#30DaysofBrave - Katie

"Our first family photo… I guess the make-up, hair, and wardrobe crew got lost at 2am on the way to the NICU? I like to think they were all in my Mother Baby room waiting for me…but guess I’ll never know.

I was so disappointed and embarrassed by this photo for so long. THIS was our ‘first family photo’…I’m certainly not all done up wearing my cute nursing robe like every other friend I know on social media. This is what we got – messy hair (bless Josh’s heart – he can do a lot of things, but ponytails aren’t one of them), no make-up, and a hospital gown. But with each passing day, month, and year, I have come to see what this photo really represents. A BRAVE mother and father who fought hard – and I mean really hard – for their son.
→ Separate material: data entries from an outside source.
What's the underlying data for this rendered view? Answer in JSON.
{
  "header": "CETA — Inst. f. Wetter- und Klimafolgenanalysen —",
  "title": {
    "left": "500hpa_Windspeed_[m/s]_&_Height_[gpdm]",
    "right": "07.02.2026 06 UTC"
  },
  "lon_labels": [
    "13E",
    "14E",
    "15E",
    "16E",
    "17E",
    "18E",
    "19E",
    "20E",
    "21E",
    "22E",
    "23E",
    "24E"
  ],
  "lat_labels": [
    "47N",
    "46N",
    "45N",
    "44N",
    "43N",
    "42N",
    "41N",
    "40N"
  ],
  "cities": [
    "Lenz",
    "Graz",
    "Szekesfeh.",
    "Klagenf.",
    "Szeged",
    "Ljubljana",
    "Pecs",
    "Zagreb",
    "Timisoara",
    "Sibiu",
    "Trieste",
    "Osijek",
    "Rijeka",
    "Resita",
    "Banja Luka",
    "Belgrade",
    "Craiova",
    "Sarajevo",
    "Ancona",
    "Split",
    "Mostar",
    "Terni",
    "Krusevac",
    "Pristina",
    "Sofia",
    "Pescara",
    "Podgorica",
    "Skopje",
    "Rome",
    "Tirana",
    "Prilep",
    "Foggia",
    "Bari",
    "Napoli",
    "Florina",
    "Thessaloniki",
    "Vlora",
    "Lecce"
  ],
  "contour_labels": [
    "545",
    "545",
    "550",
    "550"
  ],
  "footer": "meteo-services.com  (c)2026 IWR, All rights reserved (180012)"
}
Through our tireless multi-year IVF journey…through fighting with an OBGYN who we thought we could trust to get me delivered on time only to have her not listen to us…through meeting the doctor who would deliver us at a hospital we had never been to before just hours before Jack came…through a HELLP and severe pre-eclampsia diagnosis at 40 weeks 1 day that almost took my life and Jack’s life….through times during my 36 hour delivery when I asked Josh why we were even in the hospital because I became so magnesium sulfate toxic that I had no clue what was even going on…through three unsuccessful vacuum attempts to get Jack delivered…through being told that an emergency c-section was too dangerous for me and Jack….through watching Jack’s limp and lifeless body intubated in our room while we could do nothing but watch and think of what a cruel joke God was playing on us…through yelling at the nurse to tell us what was going on….through having to wait 6 hours to see Jack in the NICU for the first time…through bleeding out on the floor of the NICU and feeling absolutely humiliated…through a day of bedrest where I was unable to see my first born child…through 11 days in the NICU feeling guilty if I took time to heal myself…

I look back at that photo now and realize it clearly shows how brave we were that night. No one plans on the NICU, no one plans to have to think about losing their wife and son in delivery, no one realizes how hard it is to leave the hospital without your baby…until you must…and for us…we fought like hell."